Palmer spelled out the situation. “Ken, Andy says these things are too complicated. He says by the nature of their questions, the reporters don’t want to know what the purpose was, they just want to beat up on us.”
Palmer spoke for several minutes, with Fastow silent throughout most of the discussion. Finally, Fastow leaned forward. “Ken,” he said, “if you want me to talk about LJM, I’ll do that, if that’s what you think is best.”
Palmer glanced at Fastow, wanting to wring his neck. All the screaming, and now—
oh, whatever you want, Ken
. It was like something out of a movie, with Fastow in the role of the obsequious yes-man. Lay considered the situation.
“It goes against every bone in my body,” he said. “But if the best thing is not to go into detail because they don’t want to hear the truth, then we’ll give them a written statement.”
That was the decision. Enron would not offer up Fastow—or anybody else—to answer the
Journal
’s questions.
Kaminski stared at the speakerphone in the center of the table, struggling with his anger. At his insistence, he had been brought in on a discussion with accountants from Andersen and Enron who were involved in the Raptors. And he was letting them know that he believed, in the early days, they had deceived his analysts by withholding information.
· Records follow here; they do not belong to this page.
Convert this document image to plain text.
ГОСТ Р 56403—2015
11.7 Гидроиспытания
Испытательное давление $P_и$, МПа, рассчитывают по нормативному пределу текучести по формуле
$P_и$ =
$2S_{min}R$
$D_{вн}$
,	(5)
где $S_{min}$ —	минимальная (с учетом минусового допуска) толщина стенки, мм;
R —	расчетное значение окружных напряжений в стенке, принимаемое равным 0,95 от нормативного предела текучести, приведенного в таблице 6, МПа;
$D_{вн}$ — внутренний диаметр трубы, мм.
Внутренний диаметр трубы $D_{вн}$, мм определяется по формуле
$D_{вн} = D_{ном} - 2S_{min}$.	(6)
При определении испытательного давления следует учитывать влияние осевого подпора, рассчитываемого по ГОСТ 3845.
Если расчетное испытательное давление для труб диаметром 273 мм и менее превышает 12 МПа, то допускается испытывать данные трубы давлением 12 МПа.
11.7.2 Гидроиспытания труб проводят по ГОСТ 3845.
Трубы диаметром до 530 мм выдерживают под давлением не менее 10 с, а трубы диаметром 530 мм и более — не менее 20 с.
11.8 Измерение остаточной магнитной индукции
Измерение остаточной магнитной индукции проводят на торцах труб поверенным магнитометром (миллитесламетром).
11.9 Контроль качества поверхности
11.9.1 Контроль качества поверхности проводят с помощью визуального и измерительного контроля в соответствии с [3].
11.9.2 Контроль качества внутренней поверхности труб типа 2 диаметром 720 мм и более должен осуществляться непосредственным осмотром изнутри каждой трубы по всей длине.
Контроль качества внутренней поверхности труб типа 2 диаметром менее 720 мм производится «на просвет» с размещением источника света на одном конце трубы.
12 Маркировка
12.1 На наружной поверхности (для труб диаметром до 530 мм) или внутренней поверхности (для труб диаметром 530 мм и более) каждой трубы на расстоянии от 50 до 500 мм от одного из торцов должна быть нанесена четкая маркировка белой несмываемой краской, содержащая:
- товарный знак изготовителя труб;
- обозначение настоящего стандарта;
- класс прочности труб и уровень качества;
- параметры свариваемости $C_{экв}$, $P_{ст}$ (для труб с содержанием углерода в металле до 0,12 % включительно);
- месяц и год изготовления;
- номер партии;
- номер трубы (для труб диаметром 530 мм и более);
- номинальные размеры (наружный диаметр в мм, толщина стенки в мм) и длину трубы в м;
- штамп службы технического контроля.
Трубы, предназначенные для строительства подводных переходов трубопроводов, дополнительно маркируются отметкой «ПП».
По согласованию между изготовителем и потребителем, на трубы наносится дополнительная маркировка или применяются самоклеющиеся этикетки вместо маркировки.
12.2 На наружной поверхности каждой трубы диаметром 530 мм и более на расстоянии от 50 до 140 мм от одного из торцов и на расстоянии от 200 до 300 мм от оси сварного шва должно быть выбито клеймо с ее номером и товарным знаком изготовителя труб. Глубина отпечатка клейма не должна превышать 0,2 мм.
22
Kimberly Scardino, an Andersen accountant, asked for the analysts’
opinions about a valuation issue. Kaminski wasn’t about to get drawn into this again.
“We cannot answer your question,” he said. “We don’t know the facts. We haven’t seen the legal documents.”
The line had been drawn. Kaminski was telling the accountants that he would no longer trust them, that he had to review everything—
everything
—to be sure his team’s answers were not going to be used for illicit purposes.